I'm still learning C++ and am no way an expert so I could be conceptualizing this wrong.
I'm having trouble getting the right data structure for items in my game. I don't need actual object instance data (x, y, z locations etc. There's an "item" object that just gets filled with the data from the item table when an instance is created)
The type of system I want is similar to Bethesda's creation engine, where I could basically start an array from 0 and increment it as an item is added to the game. Then I could just make each item in the array a struct holding all the item's variables. The reason I'm doing it this way is it makes it simple to get an item variable: item[56].size
returns that item's size
variable. (Meaning its gameplay dimensions, not its memory footprint)
The issue I'm having is different types of items require different variables. So for weapons there would need to be a damage variable that wouldn't exist for say a healing potion, or a gun requires different variables than a chair. So my current solution is to have many different arrays of structs, each array containing its own struct base that has only the relevant variables for that type. This leads to an unconnected series of arrays that get called like item_weapon[22].damage. I can't do a multi-dimensional array because it requires each type to have the same amount of items which they won't.

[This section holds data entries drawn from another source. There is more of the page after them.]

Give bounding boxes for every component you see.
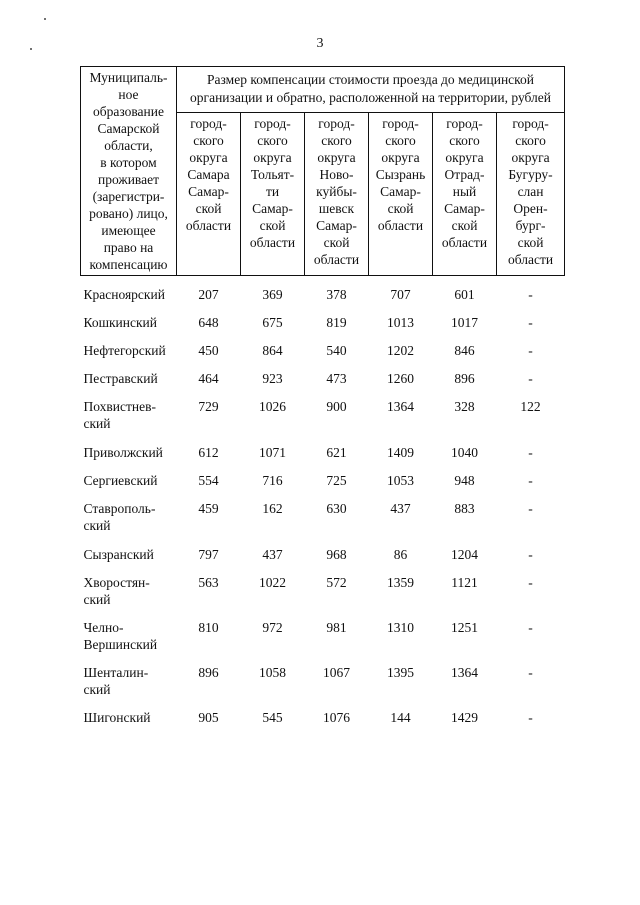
cell-value: 846 <box>454 343 475 358</box>
column-header-syzran: город- ского округа Сызрань Самар- ской области <box>369 113 433 276</box>
cell-value: 1359 <box>387 575 414 590</box>
cell-value: 716 <box>262 473 283 488</box>
cell-value: 883 <box>454 501 475 516</box>
region-name: Кошкинский <box>83 315 157 330</box>
table-row <box>81 574 565 608</box>
page-number: 3 <box>316 36 324 51</box>
table-header <box>81 67 565 276</box>
table-row <box>81 286 565 303</box>
row-spacer <box>81 698 565 709</box>
row-spacer <box>81 461 565 472</box>
cell-value: 437 <box>262 547 283 562</box>
cell-value: 1071 <box>259 445 286 460</box>
table-row <box>81 500 565 534</box>
column-header-buguruslan: город- ского округа Бугуру- слан Орен- бург- ской области <box>497 113 565 276</box>
cell-value: 981 <box>326 620 347 635</box>
compensation-table <box>80 66 565 726</box>
municipality-column-header: Муниципаль- ное образование Самарской области, в котором проживает (зарегистри- ровано) лицо, имеющее право на компенсацию <box>81 67 177 276</box>
cell-value: - <box>528 620 533 635</box>
cell-value: 1409 <box>387 445 414 460</box>
cell-value: 896 <box>198 665 219 680</box>
region-name: Сергиевский <box>83 473 158 488</box>
cell-value: 1053 <box>387 473 414 488</box>
cell-value: 630 <box>326 501 347 516</box>
cell-value: 621 <box>326 445 347 460</box>
cell-value: 86 <box>393 547 408 562</box>
row-spacer <box>81 563 565 574</box>
scan-speck <box>44 18 46 20</box>
table-row <box>81 709 565 726</box>
region-name: Сызранский <box>83 547 154 562</box>
cell-value: 540 <box>326 343 347 358</box>
cell-value: 378 <box>326 287 347 302</box>
row-spacer <box>81 359 565 370</box>
cell-value: - <box>528 575 533 590</box>
cell-value: 1026 <box>259 399 286 414</box>
cell-value: 900 <box>326 399 347 414</box>
cell-value: 369 <box>262 287 283 302</box>
cell-value: 1121 <box>451 575 478 590</box>
cell-value: 725 <box>326 473 347 488</box>
cell-value: 464 <box>198 371 219 386</box>
cell-value: - <box>528 473 533 488</box>
column-header-samara: город- ского округа Самара Самар- ской области <box>177 113 241 276</box>
cell-value: 1364 <box>451 665 478 680</box>
column-header-otradny: город- ского округа Отрад- ный Самар- ской области <box>433 113 497 276</box>
cell-value: 572 <box>326 575 347 590</box>
region-name: Челно- Вершинский <box>83 620 158 652</box>
cell-value: - <box>528 371 533 386</box>
cell-value: 437 <box>390 501 411 516</box>
cell-value: 122 <box>520 399 541 414</box>
row-spacer <box>81 387 565 398</box>
cell-value: 1310 <box>387 620 414 635</box>
cell-value: 459 <box>198 501 219 516</box>
table-row <box>81 472 565 489</box>
cell-value: 1022 <box>259 575 286 590</box>
region-name: Приволжский <box>83 445 163 460</box>
region-name: Шенталин- ский <box>83 665 149 697</box>
cell-value: - <box>528 445 533 460</box>
cell-value: - <box>528 710 533 725</box>
region-name: Шигонский <box>83 710 151 725</box>
region-name: Пестравский <box>83 371 158 386</box>
cell-value: 1204 <box>451 547 478 562</box>
row-spacer <box>81 276 565 287</box>
cell-value: 797 <box>198 547 219 562</box>
region-name: Похвистнев- ский <box>83 399 156 431</box>
cell-value: - <box>528 315 533 330</box>
cell-value: - <box>528 501 533 516</box>
cell-value: 473 <box>326 371 347 386</box>
cell-value: 1067 <box>323 665 350 680</box>
region-name: Красноярский <box>83 287 165 302</box>
table-row <box>81 342 565 359</box>
cell-value: 450 <box>198 343 219 358</box>
cell-value: 545 <box>262 710 283 725</box>
cell-value: 1395 <box>387 665 414 680</box>
cell-value: 612 <box>198 445 219 460</box>
cell-value: 601 <box>454 287 475 302</box>
cell-value: 972 <box>262 620 283 635</box>
cell-value: 948 <box>454 473 475 488</box>
table-row <box>81 398 565 432</box>
row-spacer <box>81 303 565 314</box>
cell-value: 1260 <box>387 371 414 386</box>
cell-value: 207 <box>198 287 219 302</box>
cell-value: 819 <box>326 315 347 330</box>
cell-value: 1429 <box>451 710 478 725</box>
row-spacer <box>81 534 565 546</box>
cell-value: 864 <box>262 343 283 358</box>
cell-value: - <box>528 287 533 302</box>
cell-value: - <box>528 343 533 358</box>
row-spacer <box>81 489 565 500</box>
cell-value: 1040 <box>451 445 478 460</box>
column-header-tolyatti: город- ского округа Тольят- ти Самар- ской области <box>241 113 305 276</box>
cell-value: 648 <box>198 315 219 330</box>
cell-value: 1202 <box>387 343 414 358</box>
row-spacer <box>81 432 565 444</box>
cell-value: - <box>528 547 533 562</box>
region-name: Хворостян- ский <box>83 575 150 607</box>
cell-value: 162 <box>262 501 283 516</box>
cell-value: 905 <box>198 710 219 725</box>
compensation-size-header: Размер компенсации стоимости проезда до медицинской организации и обратно, расположенной на территории, рублей <box>177 67 565 113</box>
cell-value: 1251 <box>451 620 478 635</box>
cell-value: 707 <box>390 287 411 302</box>
row-spacer <box>81 331 565 342</box>
cell-value: 1017 <box>451 315 478 330</box>
cell-value: 923 <box>262 371 283 386</box>
cell-value: 144 <box>390 710 411 725</box>
cell-value: 1076 <box>323 710 350 725</box>
table-row <box>81 546 565 563</box>
cell-value: 729 <box>198 399 219 414</box>
table-row <box>81 444 565 461</box>
cell-value: 1058 <box>259 665 286 680</box>
cell-value: 1013 <box>387 315 414 330</box>
column-header-novokuybyshevsk: город- ского округа Ново- куйбы- шевск Самар- ской области <box>305 113 369 276</box>
cell-value: 554 <box>198 473 219 488</box>
table-row <box>81 664 565 698</box>
cell-value: 810 <box>198 620 219 635</box>
cell-value: 563 <box>198 575 219 590</box>
table-row <box>81 619 565 653</box>
cell-value: 328 <box>454 399 475 414</box>
table-row <box>81 314 565 331</box>
row-spacer <box>81 608 565 619</box>
region-name: Нефтегорский <box>83 343 166 358</box>
row-spacer <box>81 653 565 664</box>
table-body <box>81 276 565 727</box>
cell-value: 1364 <box>387 399 414 414</box>
cell-value: - <box>528 665 533 680</box>
table-row <box>81 370 565 387</box>
cell-value: 896 <box>454 371 475 386</box>
region-name: Ставрополь- ский <box>83 501 156 533</box>
cell-value: 968 <box>326 547 347 562</box>
cell-value: 675 <box>262 315 283 330</box>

It'd be more ideal to just have 1 unified data structure holding all the items' data. (I would think, I'm still new to programming). So my idea would be to use an enum to increment the different types, then each enum holds an array of all the items of that type and each item in the arrays is a struct that only has variables similar to those in the same enum number. However my instinct is that doing this would still require each array to be the same length, but I'm not sure.
I can't find much on enum of arrays of structs. Is there a better solution? Is this maybe too complicated or not a good idea? Any help would be appreciated!